Laminate wooden flooring in Bangladesh currently sits around BDT 150 to BDT 200 per square foot, depending on brand, thickness and finish. One vendor offered BDT 130 for 8mm thickness.

Let us break that down for a typical mid-size bedroom: 10 feet by 10 feet.

That is 100 square feet of floor area. Installers usually recommend adding 5 to 10 percent extra for cuts, corners and alignment. So you should budget for 105 to 110 square feet of material.

At current prices:

  • Lower estimate: 105 sq ft × 130 BDT = BDT 13,650
  • Upper estimate: 110 sq ft × 200 BDT = BDT 22,000

Important to note: installation labour, underlay, and skirting or beading are usually charged separately. These vary by contractor and finishing choice and should be confirmed before you commit.

Where it works best

Laminate flooring works beautifully in bedrooms, home offices and living spaces. It is especially popular in apartments where breaking existing tiles is not an option. Most bedroom installations are completed within a day, with minimal disruption.

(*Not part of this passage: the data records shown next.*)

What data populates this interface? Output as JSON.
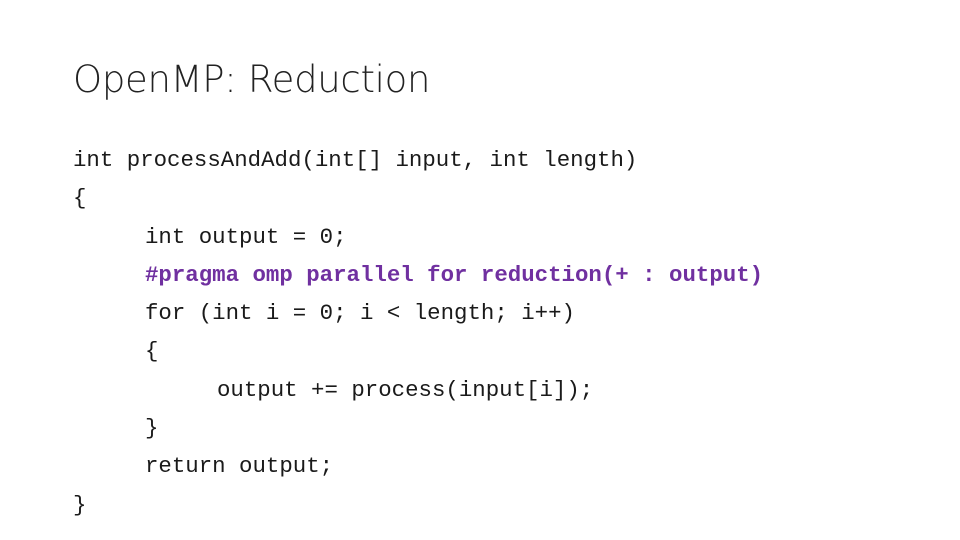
{
  "slide": {
    "title": "OpenMP: Reduction",
    "accent_color": "#7030A0",
    "code_lines": [
      {
        "text": "int processAndAdd(int[] input, int length)",
        "indent": 0,
        "highlight": false
      },
      {
        "text": "{",
        "indent": 0,
        "highlight": false
      },
      {
        "text": "int output = 0;",
        "indent": 1,
        "highlight": false
      },
      {
        "text": "#pragma omp parallel for reduction(+ : output)",
        "indent": 1,
        "highlight": true
      },
      {
        "text": "for (int i = 0; i < length; i++)",
        "indent": 1,
        "highlight": false
      },
      {
        "text": "{",
        "indent": 1,
        "highlight": false
      },
      {
        "text": "output += process(input[i]);",
        "indent": 2,
        "highlight": false
      },
      {
        "text": "}",
        "indent": 1,
        "highlight": false
      },
      {
        "text": "return output;",
        "indent": 1,
        "highlight": false
      },
      {
        "text": "}",
        "indent": 0,
        "highlight": false
      }
    ]
  }
}
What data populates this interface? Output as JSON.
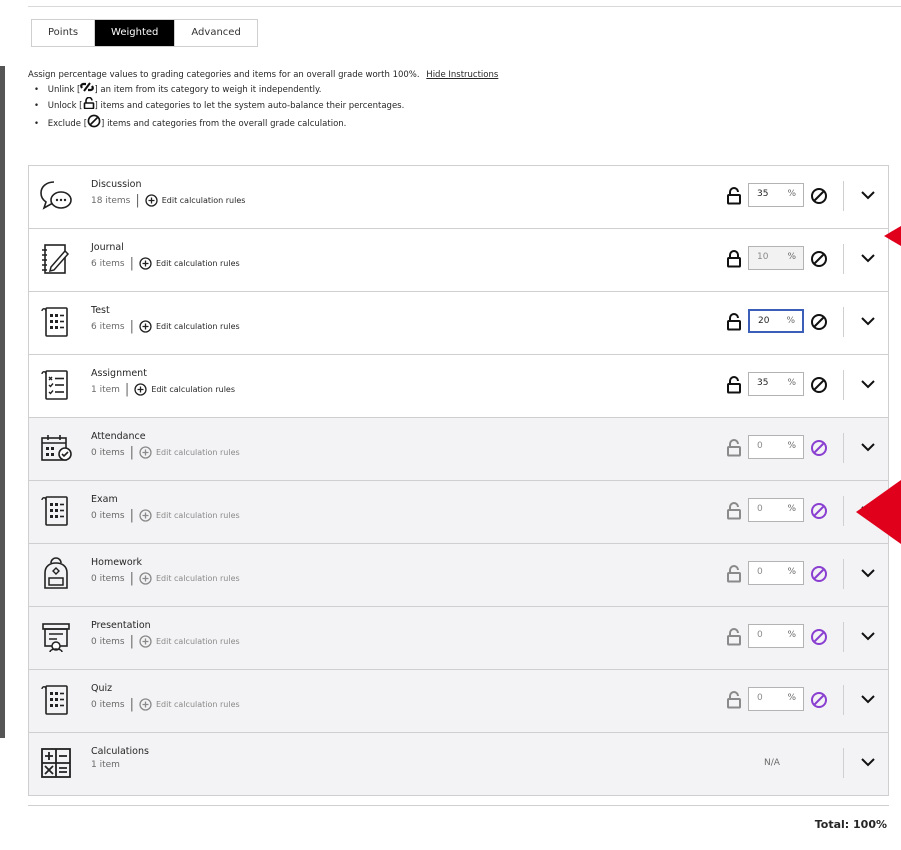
{
  "tabs": [
    {
      "label": "Points",
      "active": false
    },
    {
      "label": "Weighted",
      "active": true
    },
    {
      "label": "Advanced",
      "active": false
    }
  ],
  "instructions": {
    "intro": "Assign percentage values to grading categories and items for an overall grade worth 100%.",
    "hide_link": "Hide Instructions",
    "bullets": [
      {
        "prefix": "Unlink [",
        "icon": "unlink-icon",
        "suffix": "] an item from its category to weigh it independently."
      },
      {
        "prefix": "Unlock [",
        "icon": "unlock-icon",
        "suffix": "] items and categories to let the system auto-balance their percentages."
      },
      {
        "prefix": "Exclude [",
        "icon": "exclude-icon",
        "suffix": "] items and categories from the overall grade calculation."
      }
    ]
  },
  "categories": [
    {
      "name": "Discussion",
      "count": "18 items",
      "edit_label": "Edit calculation rules",
      "percent": "35",
      "locked": false,
      "muted": false,
      "icon": "discussion-icon"
    },
    {
      "name": "Journal",
      "count": "6 items",
      "edit_label": "Edit calculation rules",
      "percent": "10",
      "locked": true,
      "muted": false,
      "icon": "journal-icon"
    },
    {
      "name": "Test",
      "count": "6 items",
      "edit_label": "Edit calculation rules",
      "percent": "20",
      "locked": false,
      "muted": false,
      "focused": true,
      "icon": "test-icon"
    },
    {
      "name": "Assignment",
      "count": "1 item",
      "edit_label": "Edit calculation rules",
      "percent": "35",
      "locked": false,
      "muted": false,
      "icon": "assignment-icon"
    },
    {
      "name": "Attendance",
      "count": "0 items",
      "edit_label": "Edit calculation rules",
      "percent": "0",
      "locked": false,
      "muted": true,
      "icon": "attendance-icon"
    },
    {
      "name": "Exam",
      "count": "0 items",
      "edit_label": "Edit calculation rules",
      "percent": "0",
      "locked": false,
      "muted": true,
      "icon": "exam-icon"
    },
    {
      "name": "Homework",
      "count": "0 items",
      "edit_label": "Edit calculation rules",
      "percent": "0",
      "locked": false,
      "muted": true,
      "icon": "homework-icon"
    },
    {
      "name": "Presentation",
      "count": "0 items",
      "edit_label": "Edit calculation rules",
      "percent": "0",
      "locked": false,
      "muted": true,
      "icon": "presentation-icon"
    },
    {
      "name": "Quiz",
      "count": "0 items",
      "edit_label": "Edit calculation rules",
      "percent": "0",
      "locked": false,
      "muted": true,
      "icon": "quiz-icon"
    }
  ],
  "calculations": {
    "name": "Calculations",
    "count": "1 item",
    "value": "N/A",
    "icon": "calculator-icon"
  },
  "percent_sign": "%",
  "total": "Total: 100%",
  "colors": {
    "accent_purple": "#8a3fd1",
    "focus_blue": "#3b5fb8",
    "annotation_red": "#e0001b"
  }
}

What to avoid before you get excited

Laminate flooring is forgiving, but a few lazy decisions can undo the whole experience.

Avoid boards that feel too light in your hands. If a plank feels like it could double as a clipboard, it probably will not age well. Low-density boards flex, sound hollow, and slowly develop a personality you did not sign up for.

Pay attention to the click-lock system. Weak joints lead to gaps over time. Gaps start small. Then one morning you notice them while brushing your teeth, and from that day on you cannot unsee them.

In most apartments, moisture is not a daily threat. Laminate is usually laid over existing tiles, and our generally warm weather helps. That said, a basic underlay still matters, not so much for moisture, but for sound, comfort and keeping the floor feeling solid underfoot. Skipping it often results in a floor that looks fine but feels oddly noisy and hollow.

And laminate is not all-powerful like SUperman. Avoid installing it in bathrooms or places that regularly see standing water. Water-resistant is not waterproof, no matter how optimistic the salesperson sounds.

Finally, do not buy purely under showroom lighting. Ask to see the plank in natural light, or take a sample home. Wood tones have a habit of changing personalities once they meet your actual room.

The quiet upgrade

Laminate wooden flooring is not an upgrade that demands attention. Guests may not comment. No one applauds. But you feel it every day.

The room is quieter. The floor is warmer. Mornings start without a flinch. And once you get used to it, cold tiles start to feel like something you simply do not miss.

Pricing references and material insights for this article were shared by Zaheen Interior Components and WoodenFloor Bangladesh, whose inputs helped ground the estimates used here in real market conditions.